2. Cost: The path to cost-down for high performing systems is a tough road
Of all of the industry-relevant objective analyses on battery pack pricing, we find the Advanced Automotive Batteries group, led by Mennahem Anderman, to be the most detailed and credible. In reading through this carefully-researched content, with input from 16 major battery producers and over 20 automotive producers, it becomes clear that the future pricing of Li-ion battery packs is not as optimistic as the values quoted by many battery manufacturers.
According to AAB's 2010 report, the projected average cell pricing in 2020 is about $325/kWh for long range EV's (and much higher for high power cells), and that the pack-level balance of systems will take the total pricing of the units to above $400/kWh. Assembling Li-ion into reliable high voltage strings can result in higher costs for both safety and reliability issues. Specifically this chemistry requires sub-string level battery management electronics to keep the string constituents working properly in concert. Cell degradation is also known to be very thermally sensitive, so significant thermal management is also required to keep all cells within a large pack in a similar thermal environment.

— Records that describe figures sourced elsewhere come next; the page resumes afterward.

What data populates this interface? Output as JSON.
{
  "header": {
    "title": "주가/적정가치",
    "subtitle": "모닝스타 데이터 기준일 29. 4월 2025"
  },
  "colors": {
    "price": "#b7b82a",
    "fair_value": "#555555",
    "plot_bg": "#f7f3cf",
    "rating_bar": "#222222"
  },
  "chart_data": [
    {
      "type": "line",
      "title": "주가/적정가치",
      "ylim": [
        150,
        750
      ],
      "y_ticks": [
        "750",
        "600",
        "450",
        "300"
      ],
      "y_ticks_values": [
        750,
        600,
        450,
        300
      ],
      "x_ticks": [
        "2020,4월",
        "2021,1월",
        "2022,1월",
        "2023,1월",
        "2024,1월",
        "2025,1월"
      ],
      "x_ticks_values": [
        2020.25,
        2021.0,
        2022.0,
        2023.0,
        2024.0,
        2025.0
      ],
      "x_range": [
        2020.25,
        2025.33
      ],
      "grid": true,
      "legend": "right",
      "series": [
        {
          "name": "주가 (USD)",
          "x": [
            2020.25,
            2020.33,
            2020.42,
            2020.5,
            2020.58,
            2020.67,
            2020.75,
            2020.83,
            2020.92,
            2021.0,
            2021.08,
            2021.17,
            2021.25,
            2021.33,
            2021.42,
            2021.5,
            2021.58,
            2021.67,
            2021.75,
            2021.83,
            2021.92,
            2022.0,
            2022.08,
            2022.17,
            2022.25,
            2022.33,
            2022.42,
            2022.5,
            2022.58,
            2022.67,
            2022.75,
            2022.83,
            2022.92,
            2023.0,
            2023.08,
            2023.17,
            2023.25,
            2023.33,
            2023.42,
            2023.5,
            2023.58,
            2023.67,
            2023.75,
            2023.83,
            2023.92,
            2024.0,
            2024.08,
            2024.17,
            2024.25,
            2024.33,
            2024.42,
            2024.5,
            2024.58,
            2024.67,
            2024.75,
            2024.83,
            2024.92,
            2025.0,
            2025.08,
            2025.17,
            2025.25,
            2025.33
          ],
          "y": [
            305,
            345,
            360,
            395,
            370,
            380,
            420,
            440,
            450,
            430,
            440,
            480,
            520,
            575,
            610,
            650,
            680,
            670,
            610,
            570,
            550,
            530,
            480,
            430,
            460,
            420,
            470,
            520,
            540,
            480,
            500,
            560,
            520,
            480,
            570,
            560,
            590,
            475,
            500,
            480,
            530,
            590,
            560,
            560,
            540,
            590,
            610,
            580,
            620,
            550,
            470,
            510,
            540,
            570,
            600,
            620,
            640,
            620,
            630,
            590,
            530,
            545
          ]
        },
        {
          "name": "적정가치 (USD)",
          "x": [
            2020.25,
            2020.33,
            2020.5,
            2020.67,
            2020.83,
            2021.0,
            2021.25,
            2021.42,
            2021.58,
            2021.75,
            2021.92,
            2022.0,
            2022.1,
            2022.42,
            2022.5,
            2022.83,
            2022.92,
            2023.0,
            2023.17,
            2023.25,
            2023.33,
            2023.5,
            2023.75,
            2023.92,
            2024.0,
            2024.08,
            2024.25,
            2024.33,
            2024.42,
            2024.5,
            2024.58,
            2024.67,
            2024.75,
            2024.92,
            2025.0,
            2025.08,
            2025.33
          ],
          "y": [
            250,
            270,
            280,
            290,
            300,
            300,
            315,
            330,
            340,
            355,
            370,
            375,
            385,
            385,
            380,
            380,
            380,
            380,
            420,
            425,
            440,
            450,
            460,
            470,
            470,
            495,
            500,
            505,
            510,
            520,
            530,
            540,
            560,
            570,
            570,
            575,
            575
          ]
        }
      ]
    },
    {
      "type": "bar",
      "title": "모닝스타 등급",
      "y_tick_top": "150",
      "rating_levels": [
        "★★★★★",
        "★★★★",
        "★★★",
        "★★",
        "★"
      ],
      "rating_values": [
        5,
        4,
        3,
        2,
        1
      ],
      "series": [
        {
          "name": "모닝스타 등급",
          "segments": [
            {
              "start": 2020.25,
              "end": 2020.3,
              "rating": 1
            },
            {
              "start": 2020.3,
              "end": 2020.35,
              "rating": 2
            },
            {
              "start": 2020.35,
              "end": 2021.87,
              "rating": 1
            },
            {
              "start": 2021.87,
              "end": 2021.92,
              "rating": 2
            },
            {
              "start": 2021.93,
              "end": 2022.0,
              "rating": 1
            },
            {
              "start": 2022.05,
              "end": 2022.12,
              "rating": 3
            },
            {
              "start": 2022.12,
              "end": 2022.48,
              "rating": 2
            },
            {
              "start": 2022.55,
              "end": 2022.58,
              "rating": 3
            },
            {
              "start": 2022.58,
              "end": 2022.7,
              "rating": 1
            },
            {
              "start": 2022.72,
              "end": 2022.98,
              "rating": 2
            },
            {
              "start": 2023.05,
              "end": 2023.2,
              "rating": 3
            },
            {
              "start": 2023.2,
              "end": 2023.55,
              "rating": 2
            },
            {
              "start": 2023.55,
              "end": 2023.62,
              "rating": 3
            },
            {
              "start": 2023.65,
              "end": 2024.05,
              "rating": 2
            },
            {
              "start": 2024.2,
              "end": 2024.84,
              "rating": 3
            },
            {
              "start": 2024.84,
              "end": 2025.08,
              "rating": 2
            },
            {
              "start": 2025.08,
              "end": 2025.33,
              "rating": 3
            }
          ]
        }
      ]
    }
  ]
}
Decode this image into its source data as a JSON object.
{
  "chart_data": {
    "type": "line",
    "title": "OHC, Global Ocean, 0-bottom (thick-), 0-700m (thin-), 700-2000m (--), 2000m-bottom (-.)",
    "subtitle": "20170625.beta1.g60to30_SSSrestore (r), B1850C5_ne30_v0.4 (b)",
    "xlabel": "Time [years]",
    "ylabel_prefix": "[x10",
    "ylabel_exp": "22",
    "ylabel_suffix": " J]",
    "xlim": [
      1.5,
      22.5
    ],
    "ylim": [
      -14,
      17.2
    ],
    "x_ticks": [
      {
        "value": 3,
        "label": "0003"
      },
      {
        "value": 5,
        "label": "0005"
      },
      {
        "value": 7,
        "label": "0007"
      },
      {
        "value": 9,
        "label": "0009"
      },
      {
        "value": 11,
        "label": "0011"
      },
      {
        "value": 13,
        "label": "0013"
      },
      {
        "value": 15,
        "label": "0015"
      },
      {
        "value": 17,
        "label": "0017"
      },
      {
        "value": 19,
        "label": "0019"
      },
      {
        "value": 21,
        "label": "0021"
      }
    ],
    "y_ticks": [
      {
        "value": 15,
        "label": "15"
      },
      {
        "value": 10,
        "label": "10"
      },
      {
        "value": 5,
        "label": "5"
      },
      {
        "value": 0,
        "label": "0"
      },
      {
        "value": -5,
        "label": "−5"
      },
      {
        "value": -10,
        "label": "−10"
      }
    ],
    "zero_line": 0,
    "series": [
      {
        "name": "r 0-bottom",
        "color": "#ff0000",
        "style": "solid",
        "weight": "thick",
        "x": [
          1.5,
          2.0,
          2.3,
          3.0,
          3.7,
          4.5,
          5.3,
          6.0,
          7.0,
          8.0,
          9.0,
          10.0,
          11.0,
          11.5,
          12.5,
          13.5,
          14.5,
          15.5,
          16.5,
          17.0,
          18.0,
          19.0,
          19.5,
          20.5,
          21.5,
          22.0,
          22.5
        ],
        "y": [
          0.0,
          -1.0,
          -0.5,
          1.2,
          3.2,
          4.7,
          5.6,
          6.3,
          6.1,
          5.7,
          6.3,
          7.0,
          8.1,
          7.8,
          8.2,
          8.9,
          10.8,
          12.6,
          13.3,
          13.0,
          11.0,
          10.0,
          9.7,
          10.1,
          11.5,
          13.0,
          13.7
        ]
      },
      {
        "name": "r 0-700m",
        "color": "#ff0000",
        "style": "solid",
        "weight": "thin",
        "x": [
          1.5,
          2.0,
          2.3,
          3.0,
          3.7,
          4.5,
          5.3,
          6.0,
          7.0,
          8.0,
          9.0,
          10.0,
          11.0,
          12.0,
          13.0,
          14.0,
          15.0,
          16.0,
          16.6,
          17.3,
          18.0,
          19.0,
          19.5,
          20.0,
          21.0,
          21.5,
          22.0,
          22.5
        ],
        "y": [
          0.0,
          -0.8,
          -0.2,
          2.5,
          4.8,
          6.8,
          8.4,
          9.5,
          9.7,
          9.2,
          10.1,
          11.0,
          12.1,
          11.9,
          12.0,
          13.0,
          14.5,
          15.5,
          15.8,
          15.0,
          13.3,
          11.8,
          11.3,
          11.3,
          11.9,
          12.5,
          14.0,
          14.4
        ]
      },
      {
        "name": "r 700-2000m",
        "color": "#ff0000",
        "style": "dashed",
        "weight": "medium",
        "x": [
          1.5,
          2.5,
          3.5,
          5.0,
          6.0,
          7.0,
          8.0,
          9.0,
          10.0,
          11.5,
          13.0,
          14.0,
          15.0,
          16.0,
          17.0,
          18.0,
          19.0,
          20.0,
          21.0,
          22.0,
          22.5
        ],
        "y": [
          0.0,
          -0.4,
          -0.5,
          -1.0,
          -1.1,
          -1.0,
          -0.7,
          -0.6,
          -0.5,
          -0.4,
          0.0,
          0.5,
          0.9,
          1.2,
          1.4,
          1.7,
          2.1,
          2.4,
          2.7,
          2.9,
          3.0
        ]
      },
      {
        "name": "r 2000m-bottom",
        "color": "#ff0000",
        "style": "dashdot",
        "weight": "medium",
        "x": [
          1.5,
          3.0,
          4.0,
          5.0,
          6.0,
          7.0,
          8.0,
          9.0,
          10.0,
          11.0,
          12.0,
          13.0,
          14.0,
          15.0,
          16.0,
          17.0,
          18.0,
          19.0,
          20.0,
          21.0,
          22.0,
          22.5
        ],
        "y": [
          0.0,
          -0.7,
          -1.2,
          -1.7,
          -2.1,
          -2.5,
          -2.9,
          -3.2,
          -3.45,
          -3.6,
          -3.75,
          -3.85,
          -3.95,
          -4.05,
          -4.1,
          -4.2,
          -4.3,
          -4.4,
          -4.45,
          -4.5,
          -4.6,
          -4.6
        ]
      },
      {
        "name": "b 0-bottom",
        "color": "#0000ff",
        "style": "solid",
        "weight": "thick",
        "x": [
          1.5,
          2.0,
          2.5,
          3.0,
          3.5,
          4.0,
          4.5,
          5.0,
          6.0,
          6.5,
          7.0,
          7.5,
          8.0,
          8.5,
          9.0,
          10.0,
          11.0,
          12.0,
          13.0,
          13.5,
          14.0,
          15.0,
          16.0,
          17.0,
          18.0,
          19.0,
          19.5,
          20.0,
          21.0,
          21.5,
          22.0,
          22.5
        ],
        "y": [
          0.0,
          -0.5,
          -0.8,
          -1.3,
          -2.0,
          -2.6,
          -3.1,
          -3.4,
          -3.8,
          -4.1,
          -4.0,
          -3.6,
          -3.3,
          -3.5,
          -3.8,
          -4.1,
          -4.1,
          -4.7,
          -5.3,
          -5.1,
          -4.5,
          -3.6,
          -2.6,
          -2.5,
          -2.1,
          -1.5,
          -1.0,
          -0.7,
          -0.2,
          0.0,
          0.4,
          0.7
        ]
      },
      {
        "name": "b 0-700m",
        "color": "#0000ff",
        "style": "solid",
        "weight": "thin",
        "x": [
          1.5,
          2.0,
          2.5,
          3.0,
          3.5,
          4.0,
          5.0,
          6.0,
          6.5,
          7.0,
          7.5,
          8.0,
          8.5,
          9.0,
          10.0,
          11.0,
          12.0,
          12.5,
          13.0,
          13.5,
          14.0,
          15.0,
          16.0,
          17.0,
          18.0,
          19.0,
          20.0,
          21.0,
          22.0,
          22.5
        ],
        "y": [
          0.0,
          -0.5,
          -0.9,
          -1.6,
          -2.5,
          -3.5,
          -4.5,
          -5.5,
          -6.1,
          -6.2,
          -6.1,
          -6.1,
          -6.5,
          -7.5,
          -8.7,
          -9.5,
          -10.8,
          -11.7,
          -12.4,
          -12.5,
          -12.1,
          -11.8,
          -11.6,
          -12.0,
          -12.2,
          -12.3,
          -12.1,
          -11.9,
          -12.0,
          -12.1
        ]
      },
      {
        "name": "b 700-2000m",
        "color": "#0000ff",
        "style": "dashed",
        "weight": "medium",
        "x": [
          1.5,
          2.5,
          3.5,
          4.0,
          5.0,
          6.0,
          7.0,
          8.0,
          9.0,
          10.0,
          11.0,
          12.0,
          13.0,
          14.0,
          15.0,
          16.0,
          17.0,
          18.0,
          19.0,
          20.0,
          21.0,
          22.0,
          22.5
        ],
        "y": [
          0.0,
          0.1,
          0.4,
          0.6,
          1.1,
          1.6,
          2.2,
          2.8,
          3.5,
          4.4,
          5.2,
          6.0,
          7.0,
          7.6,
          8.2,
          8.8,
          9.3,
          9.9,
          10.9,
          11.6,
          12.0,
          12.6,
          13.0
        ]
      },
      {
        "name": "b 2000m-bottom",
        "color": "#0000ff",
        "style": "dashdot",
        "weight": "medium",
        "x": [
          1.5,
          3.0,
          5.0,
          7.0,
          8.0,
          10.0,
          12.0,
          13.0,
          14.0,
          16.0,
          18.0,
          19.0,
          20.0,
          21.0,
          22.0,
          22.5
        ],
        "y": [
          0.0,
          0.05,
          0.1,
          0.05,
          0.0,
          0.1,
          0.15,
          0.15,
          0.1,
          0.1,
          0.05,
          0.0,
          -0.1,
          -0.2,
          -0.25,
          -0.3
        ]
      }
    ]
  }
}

3. Cost/Performance: Cheap Li-ion alternatives fall short on performance
Less expensive Li-ion batteries do not have good cycle life or thermal performance. Multiple Li-ion manufacturers offer a low-cost alternative to automotive-specific cells, however these higher energy cells also have inherent cycle life limitations because they have thicker electrode structures. In general, those Li-ion batteries that exhibit excellent cycle life and temperature performance have thin electrode structures and costly electrolyte blends, raising the price per unit energy of the cells significantly.
The reality is that the excellent cycle life observed in thin electrode Li-ion cells with optimal electrolyte blends, costing well over $500/kWh, cannot be mapped directly to lower-priced alternatives optimized for energy content.
An interesting example is the Tesla battery electric vehicle battery pack strategy, where large format battery packs are made from low cost high energy “18650” cells.
It is an excellent choice for this application, since these batteries that are only actually deeply cycled hundreds of times, not even thousands of times; most drivers will use under 50 miles of driving a day, which is a fraction of the total range/capacity of the pack. These daily shallow cycles are better for this chemistry since the full capacity of the battery is rarely exercised. According to the spec sheet for the batteries used by Tesla, significant capacity is lost after only 500 deep cycles. This would not be acceptable for high energy, long duration stationary applications, where the battery installations will be very deeply cycled every day.